Von Klaus Deuse | 04.12.2015
    Düstere Wolken über dem ehemaligen Opelwerk in Bochum.
    Das Opel-Werk in Bochum wurde 2014 endgültig geschlossen. (dpa/picture alliance/Bernd Thissen)
    Ein Jahr nach der Schließung des Opel-Werkes in Bochum haben Bagger bereits unter anderem die einst modernste Autolackiererei in Europa dem Erdboden gleichgemacht und bearbeiten das Firmenareal. In einem ersten Bauabschnitt werden rund 30 Hektar für die Ansiedlung neuer Unternehmen vorbereitet. An Interessenten mangelt es nicht, sagt Rolf Heyer, Geschäftsführer der zuständigen "Bochum 2022 Perspektive GmbH":
    "Wir haben zurzeit etwa 300 Anfragen gehabt. Von denen sind also interessiert und nachhaltig interessiert etwa 60, 70. Der erste Interessent, mit dem wir auch in konkreten Verhandlungen sind, ist die Firma DHL, die hier ein Verteilzentrum für Pakete mit einer Leistung von etwa 50.000 Paketen pro Stunde errichten will.

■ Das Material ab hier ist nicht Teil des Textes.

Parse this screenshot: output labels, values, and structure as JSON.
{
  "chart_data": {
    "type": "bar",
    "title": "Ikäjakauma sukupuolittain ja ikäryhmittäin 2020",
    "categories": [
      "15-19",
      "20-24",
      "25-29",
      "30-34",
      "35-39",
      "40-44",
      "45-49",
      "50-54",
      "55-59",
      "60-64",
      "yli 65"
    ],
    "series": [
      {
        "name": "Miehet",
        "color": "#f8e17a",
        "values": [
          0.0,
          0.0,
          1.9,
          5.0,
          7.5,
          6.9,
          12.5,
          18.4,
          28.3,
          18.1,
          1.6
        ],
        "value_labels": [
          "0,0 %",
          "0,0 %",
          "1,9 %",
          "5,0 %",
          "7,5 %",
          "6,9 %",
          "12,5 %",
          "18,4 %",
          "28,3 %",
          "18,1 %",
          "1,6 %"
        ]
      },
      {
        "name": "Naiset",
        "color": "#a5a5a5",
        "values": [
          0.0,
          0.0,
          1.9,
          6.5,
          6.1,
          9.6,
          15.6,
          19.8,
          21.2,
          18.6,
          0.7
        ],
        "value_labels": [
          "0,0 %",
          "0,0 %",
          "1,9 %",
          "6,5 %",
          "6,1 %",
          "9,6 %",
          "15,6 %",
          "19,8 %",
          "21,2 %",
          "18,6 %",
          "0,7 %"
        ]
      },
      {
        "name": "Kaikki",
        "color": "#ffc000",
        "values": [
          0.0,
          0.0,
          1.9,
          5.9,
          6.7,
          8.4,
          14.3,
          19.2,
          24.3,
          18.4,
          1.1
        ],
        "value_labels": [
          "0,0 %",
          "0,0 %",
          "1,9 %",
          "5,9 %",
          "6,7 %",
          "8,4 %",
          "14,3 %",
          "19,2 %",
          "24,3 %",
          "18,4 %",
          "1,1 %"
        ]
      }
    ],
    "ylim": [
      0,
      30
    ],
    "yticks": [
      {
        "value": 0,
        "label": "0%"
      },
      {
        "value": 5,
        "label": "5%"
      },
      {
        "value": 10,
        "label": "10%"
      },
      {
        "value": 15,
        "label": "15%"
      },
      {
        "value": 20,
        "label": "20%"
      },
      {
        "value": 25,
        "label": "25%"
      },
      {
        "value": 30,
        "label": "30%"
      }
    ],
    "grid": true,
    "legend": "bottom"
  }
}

Arbeitsplätze in der ersten Ausbaustufe ca. 500."
    Verzahnung von Unternehmen mit der Forschung
    Opel beschäftigte am Standort Bochum zuletzt 2.600 Mitarbeiter. Hinzu kamen noch über 1.000 Beschäftigte in Zulieferunternehmen. So viele Arbeitsplätze wird es so schnell nicht wieder geben, denn aufgrund gesetzlicher Vorgaben kann nicht die komplette Fläche für eine rein industriegewerbliche Nutzung zur Verfügung gestellt werden. Im Zuge des Strukturwandels setzt man nach den Worten von Rolf Heyer unter dem Schlagwort "Bochum 4.0" ohnehin auf eine enge Verzahnung von Unternehmen mit der Forschung.
    "Und wir wollen in einem Bereich auch eher urbane Quartiere schaffen. Insbesondere diese Schnittstelle zwischen Wissenschaft und Forschung, zwischen Produktion und Technologieentwicklung stärken."
    Doch bis dahin werden noch einige Jahre verstreichen. Auch deshalb, sagt die zuständige IG-Metall-Bevollmächtigte Eva Kerkermeier, bieten sich für die ehemaligen Mitarbeiter keine Perspektiven.
    "Es hilft uns nichts, wenn wir da was weiß ich alles Mögliche ansiedeln. Nur: Das wird den jetzigen Opelanern nicht helfen, weil die Entwicklung dieses Geländes dauert Zeit."
    Außerdem, so Eva Kerkemeier, könne man beim Blick auf den Arbeitsmarkt Bochum nicht isoliert betrachten."
    "Wenn ich nur auf die letzten fünf Jahre kucke in dieser Region, sind uns locker um die 10.000 Arbeitsplätze verloren gegangen. Und die fehlen."
    Arbeitslosenquote bei 9,5 Prozent
    Unter diesem Aspekt spricht Geschäftsführer Heyer von der Projektentwicklungsgesellschaft von einer guten Botschaft, dass Opel ein zentrales Ersatzteillager am Standort Bochum ausbaut und den Personalstamm von 430 auf 700 Mitarbeiter aufstockt. Die Arbeitslosenquote im Raum Bochum liegt derzeit bei 9,5 Prozent.
    Aber von den knapp 18.000 Arbeitslosen sind über 14.000 langzeitarbeitslos. Und in dieser Statistik tauchen die ehemaligen Opel-Mitarbeiter noch gar nicht auf, da sie noch in einer Transfergesellschaft für eine Rückkehr in den ersten Arbeitsmarkt vorbereitet werden. Von den 2.600 Opelanern haben allerdings erst etwa 100 bislang einen neuen Job gefunden. Einige als Lokführer bei der Bahn, einige bei Berufs- oder Werksfeuerwehren.
    "Und es gibt noch mal so 150 bis 200 Leute, die in Probearbeitsverhältnissen sind, was in dieser Transfergesellschaft ja möglich ist, und die bei einem hoffentlich zukünftigen Arbeitgeber gerade in einem Praktikum sind."
    Für Arbeitnehmer mit ihren Qualifikationen fehlt es an industriellen Arbeitsplätzen. Die können den Opelanern aber weder das ThyssenKrupp-Servicecenter noch ein Kommunikationsunternehmen bieten, die zwischenzeitlich den Weg nach Bochum gefunden haben.